Peloton's 2023 wasn't a great cause for optimism so far, though.

That May, Peloton reported a wider-than-expected loss of 79 cents per share for the most recent quarter, and it projected its first-ever decline in subscribers.

And in a shareholder letter, McCarthy said the upcoming quarter "will be among our most challenging from a growth perspective."

And things got worse as the company had to issue a massive recall

The New York-based company announced in May 2023 that, in cooperation with the US Consumer Product Safety Commission, it was doing a voluntary recall of the Peloton original Bike sold from January 2018 to May 2023 in the US for about $1,400. Per the company, "the seat post can break unexpectedly during use, creating a potential fall and injury risk." Peloton said that as of April 30, 2023, it had identified 35 reports of seat posts breaking, out of more than 2.1 million units sold.

According to the US Consumer Product and Safety Commission, there were more than a dozen reports of injuries – including a fractured wrist, lacerations, and bruises – caused by seat posts suddenly breaking.

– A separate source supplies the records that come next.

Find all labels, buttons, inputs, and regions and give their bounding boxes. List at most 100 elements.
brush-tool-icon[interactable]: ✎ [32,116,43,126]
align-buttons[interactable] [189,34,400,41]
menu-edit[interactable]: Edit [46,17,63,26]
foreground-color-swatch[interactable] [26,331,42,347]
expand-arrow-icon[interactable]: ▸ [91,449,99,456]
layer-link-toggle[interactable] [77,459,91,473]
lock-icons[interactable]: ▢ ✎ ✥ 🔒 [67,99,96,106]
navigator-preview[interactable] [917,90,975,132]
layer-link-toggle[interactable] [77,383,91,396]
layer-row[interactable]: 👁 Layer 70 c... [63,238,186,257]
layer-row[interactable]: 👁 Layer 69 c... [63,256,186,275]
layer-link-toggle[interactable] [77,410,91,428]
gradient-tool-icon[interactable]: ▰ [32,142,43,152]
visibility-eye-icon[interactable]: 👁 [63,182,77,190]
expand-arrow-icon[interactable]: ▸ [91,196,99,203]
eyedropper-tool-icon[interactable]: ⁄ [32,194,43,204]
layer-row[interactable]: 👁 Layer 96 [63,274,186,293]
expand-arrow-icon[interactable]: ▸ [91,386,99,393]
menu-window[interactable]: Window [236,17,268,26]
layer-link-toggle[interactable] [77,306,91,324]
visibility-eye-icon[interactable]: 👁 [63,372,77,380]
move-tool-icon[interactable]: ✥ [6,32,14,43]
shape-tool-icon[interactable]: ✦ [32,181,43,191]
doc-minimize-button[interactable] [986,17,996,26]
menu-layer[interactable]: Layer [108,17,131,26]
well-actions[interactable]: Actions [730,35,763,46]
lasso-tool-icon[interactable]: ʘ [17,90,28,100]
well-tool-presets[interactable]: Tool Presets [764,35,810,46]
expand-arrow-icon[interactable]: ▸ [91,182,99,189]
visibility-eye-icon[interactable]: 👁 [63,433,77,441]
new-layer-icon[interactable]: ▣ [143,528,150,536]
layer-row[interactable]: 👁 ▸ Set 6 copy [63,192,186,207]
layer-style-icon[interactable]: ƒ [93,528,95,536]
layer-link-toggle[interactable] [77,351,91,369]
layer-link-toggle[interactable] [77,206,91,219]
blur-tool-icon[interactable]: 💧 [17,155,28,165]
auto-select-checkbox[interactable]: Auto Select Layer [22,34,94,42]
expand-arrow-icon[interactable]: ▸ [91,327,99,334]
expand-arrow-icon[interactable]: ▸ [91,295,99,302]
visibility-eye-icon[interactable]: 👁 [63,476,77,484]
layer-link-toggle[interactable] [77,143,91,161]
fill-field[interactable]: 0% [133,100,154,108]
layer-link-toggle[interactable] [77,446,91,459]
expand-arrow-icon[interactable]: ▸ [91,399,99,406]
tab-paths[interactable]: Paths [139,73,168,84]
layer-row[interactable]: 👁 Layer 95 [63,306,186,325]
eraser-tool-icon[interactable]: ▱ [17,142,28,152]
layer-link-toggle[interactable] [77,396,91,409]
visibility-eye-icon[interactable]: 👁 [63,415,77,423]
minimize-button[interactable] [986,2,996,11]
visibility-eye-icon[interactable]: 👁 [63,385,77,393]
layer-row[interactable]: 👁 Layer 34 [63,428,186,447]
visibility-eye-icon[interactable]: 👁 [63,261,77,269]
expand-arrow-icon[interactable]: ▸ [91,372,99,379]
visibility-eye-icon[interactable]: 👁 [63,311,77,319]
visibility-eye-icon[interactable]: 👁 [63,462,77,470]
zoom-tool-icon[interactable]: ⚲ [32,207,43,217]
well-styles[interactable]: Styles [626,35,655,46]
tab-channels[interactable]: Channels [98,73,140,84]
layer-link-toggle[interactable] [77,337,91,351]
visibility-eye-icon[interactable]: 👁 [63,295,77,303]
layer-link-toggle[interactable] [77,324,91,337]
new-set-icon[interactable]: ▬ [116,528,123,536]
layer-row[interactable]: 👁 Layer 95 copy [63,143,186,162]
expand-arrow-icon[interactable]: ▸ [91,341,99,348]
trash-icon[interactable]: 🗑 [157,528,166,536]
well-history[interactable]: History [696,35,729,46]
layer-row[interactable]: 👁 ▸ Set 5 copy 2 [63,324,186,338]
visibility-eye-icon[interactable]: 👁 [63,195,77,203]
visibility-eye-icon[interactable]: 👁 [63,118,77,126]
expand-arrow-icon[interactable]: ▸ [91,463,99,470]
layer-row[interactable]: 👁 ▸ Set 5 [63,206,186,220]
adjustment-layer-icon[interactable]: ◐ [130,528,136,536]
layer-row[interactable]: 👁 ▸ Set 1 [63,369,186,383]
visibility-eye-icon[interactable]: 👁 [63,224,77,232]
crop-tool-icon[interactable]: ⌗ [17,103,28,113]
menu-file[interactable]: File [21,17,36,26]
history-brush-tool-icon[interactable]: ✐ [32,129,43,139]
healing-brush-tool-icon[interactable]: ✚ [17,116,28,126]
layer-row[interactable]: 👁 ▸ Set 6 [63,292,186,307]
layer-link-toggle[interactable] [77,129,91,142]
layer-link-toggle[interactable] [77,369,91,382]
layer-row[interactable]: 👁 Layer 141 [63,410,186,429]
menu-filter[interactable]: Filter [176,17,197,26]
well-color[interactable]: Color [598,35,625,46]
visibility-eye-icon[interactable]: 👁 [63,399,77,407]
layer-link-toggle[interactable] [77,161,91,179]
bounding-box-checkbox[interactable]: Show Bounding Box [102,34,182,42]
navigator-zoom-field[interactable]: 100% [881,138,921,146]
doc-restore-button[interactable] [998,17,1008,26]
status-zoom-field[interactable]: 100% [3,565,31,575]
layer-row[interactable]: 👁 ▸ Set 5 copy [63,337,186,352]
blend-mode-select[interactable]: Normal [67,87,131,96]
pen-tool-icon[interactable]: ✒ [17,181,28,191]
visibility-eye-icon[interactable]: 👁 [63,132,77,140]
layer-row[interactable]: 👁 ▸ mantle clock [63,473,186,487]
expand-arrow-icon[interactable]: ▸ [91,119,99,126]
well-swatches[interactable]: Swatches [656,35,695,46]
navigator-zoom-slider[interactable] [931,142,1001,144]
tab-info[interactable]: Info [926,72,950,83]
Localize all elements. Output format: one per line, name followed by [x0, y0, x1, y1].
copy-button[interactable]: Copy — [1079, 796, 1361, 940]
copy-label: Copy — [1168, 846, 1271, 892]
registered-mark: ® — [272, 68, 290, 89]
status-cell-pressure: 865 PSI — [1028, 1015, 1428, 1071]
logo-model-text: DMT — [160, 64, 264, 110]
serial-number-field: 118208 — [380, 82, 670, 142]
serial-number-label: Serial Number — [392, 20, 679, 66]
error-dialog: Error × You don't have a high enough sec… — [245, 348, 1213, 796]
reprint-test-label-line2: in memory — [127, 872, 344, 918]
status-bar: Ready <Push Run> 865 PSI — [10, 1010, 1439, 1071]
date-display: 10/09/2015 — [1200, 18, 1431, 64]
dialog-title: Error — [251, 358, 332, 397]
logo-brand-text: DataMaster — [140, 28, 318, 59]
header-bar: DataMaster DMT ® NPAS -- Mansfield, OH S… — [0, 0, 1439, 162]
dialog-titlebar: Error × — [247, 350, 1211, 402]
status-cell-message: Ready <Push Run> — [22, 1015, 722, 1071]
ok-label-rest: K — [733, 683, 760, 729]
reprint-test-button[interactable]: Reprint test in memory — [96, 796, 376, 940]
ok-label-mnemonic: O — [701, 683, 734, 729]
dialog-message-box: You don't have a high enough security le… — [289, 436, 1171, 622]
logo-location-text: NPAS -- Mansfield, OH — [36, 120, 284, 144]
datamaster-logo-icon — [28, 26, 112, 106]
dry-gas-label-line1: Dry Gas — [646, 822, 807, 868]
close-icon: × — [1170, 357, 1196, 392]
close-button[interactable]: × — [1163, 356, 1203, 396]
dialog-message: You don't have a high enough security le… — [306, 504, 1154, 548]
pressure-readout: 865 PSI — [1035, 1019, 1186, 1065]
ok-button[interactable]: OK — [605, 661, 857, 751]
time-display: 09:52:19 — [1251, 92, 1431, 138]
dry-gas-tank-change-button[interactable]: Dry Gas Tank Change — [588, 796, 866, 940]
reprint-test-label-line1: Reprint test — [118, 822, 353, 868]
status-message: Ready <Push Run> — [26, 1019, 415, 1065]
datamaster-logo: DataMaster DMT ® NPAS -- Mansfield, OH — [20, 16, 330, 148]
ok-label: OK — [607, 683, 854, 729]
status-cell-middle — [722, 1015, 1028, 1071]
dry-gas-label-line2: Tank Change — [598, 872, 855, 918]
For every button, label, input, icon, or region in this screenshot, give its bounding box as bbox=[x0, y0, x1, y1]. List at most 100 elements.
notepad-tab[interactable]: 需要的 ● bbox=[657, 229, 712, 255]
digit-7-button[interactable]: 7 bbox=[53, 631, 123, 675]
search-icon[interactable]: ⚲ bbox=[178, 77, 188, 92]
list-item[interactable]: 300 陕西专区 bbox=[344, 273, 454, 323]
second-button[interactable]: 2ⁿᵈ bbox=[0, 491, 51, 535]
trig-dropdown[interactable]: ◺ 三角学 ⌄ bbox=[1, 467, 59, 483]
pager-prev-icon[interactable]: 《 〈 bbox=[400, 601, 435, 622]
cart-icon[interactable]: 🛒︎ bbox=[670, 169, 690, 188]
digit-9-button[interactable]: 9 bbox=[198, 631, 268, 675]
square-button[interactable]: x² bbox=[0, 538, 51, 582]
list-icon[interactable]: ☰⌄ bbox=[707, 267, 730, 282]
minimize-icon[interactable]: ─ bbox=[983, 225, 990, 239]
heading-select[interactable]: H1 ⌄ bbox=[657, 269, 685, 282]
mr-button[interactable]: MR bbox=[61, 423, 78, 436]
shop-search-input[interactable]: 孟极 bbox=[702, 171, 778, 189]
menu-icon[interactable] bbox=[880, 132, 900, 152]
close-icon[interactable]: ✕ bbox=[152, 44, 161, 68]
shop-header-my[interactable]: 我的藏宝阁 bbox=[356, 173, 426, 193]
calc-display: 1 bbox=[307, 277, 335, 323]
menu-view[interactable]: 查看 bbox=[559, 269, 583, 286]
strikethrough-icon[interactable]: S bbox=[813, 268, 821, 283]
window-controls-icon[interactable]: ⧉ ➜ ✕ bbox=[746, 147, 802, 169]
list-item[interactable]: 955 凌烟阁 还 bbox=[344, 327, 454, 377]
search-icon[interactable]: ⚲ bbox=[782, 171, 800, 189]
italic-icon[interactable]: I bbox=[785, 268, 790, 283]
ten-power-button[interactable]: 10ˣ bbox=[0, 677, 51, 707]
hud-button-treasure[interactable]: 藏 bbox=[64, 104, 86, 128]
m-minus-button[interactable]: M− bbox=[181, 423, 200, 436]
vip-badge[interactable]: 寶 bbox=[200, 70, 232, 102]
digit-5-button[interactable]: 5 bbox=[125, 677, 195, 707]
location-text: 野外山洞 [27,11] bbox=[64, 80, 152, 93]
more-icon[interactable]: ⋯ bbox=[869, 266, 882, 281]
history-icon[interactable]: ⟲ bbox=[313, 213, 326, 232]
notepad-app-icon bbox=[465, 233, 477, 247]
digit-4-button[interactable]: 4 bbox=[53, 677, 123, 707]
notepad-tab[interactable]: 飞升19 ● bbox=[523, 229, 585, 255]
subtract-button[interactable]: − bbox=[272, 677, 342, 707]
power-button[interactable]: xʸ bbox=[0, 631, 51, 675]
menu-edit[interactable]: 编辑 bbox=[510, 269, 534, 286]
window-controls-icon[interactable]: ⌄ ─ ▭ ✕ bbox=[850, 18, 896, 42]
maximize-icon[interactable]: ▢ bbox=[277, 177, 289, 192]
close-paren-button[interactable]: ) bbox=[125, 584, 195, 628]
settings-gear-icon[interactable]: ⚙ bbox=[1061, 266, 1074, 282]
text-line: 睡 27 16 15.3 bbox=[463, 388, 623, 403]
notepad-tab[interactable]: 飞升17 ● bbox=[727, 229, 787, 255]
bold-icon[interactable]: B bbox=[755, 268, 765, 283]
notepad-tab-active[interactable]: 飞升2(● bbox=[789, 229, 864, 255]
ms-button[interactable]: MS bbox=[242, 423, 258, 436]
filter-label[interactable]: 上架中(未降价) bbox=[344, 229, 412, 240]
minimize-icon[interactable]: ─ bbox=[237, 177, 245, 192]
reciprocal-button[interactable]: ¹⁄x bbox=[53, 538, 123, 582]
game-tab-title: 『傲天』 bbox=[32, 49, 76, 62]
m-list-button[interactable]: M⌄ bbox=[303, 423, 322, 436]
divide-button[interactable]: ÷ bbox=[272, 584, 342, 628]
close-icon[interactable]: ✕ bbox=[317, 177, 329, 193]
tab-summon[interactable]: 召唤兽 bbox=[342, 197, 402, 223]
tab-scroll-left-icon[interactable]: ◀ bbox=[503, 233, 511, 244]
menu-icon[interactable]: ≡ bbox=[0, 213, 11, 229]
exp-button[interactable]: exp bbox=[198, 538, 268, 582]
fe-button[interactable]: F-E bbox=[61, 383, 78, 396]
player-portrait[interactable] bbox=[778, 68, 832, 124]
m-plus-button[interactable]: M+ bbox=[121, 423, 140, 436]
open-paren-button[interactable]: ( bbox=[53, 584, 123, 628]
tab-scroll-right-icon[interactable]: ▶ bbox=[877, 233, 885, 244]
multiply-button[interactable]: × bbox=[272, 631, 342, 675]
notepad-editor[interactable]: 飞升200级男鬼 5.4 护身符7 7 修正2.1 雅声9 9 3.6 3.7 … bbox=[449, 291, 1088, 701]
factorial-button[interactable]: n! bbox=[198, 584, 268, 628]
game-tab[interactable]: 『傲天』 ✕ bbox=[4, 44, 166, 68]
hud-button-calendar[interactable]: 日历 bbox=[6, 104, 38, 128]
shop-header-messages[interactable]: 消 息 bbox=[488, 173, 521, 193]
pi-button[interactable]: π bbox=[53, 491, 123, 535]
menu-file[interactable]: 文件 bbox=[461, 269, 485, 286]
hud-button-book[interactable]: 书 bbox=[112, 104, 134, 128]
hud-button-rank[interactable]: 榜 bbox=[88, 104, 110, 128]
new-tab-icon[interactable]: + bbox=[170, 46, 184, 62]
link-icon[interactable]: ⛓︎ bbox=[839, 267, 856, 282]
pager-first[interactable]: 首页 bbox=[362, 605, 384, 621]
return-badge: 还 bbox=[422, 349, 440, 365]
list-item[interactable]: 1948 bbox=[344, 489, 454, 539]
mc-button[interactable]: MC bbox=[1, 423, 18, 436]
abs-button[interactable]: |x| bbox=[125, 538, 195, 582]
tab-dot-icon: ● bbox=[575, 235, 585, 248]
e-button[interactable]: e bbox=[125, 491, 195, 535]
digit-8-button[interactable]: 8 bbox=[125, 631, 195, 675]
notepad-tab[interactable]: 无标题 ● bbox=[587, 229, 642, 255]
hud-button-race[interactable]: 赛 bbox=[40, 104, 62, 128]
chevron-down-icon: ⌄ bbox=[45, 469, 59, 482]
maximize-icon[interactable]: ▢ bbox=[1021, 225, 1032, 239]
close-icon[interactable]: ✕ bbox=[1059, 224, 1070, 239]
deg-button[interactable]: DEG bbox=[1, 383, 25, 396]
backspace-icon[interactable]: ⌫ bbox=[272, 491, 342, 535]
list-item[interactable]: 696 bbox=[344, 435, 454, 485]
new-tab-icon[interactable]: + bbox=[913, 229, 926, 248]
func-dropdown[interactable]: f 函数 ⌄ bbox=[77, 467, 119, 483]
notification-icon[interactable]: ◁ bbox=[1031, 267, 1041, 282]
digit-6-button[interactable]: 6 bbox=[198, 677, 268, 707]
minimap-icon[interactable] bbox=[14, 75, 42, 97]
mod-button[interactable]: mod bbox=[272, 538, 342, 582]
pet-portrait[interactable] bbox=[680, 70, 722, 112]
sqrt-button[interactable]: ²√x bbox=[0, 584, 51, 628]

The recall does not impact Peloton Bike+ members nor Peloton original Bike owners in the UK, Germany, and Australia, according to the company.

Peloton now wants to be a workplace benefit for employees

Peloton is working to expand its reach beyond the at-home fitness market. The company is focused on building partnerships with businesses, including hotels, apartments, gyms, as well as education and healthcare facilities, to offer its services and equipment, Bloomberg reported.

Employees at participating businesses will receive discounts on Peloton equipment and free use of the Peloton app, which typically costs customers $24 per month and doesn't need to be used with Peloton equipment.

Peloton's next hurdle is another CEO departure and more layoffs

Peloton announced in May 2024 that CEO Barry McCarthy would be stepping down and that it's laying off around 400 workers, or roughly 15% of its total workforce.

The layoffs are part of restructuring efforts to reduce yearly expenses by more than $200 million by the end of the 2025 fiscal year, the company said. As part of these efforts, the company will also be reducing its retail showroom footprint and rethinking its international approach.

Karen Boone, the chair of Peloton's board, and Chris Bruzzo, one of its directors, will serve as interim co-CEOs. The board has already begun looking for its next CEO, the company says.

Peloton's stock was trading below $3 — a record low — following the news.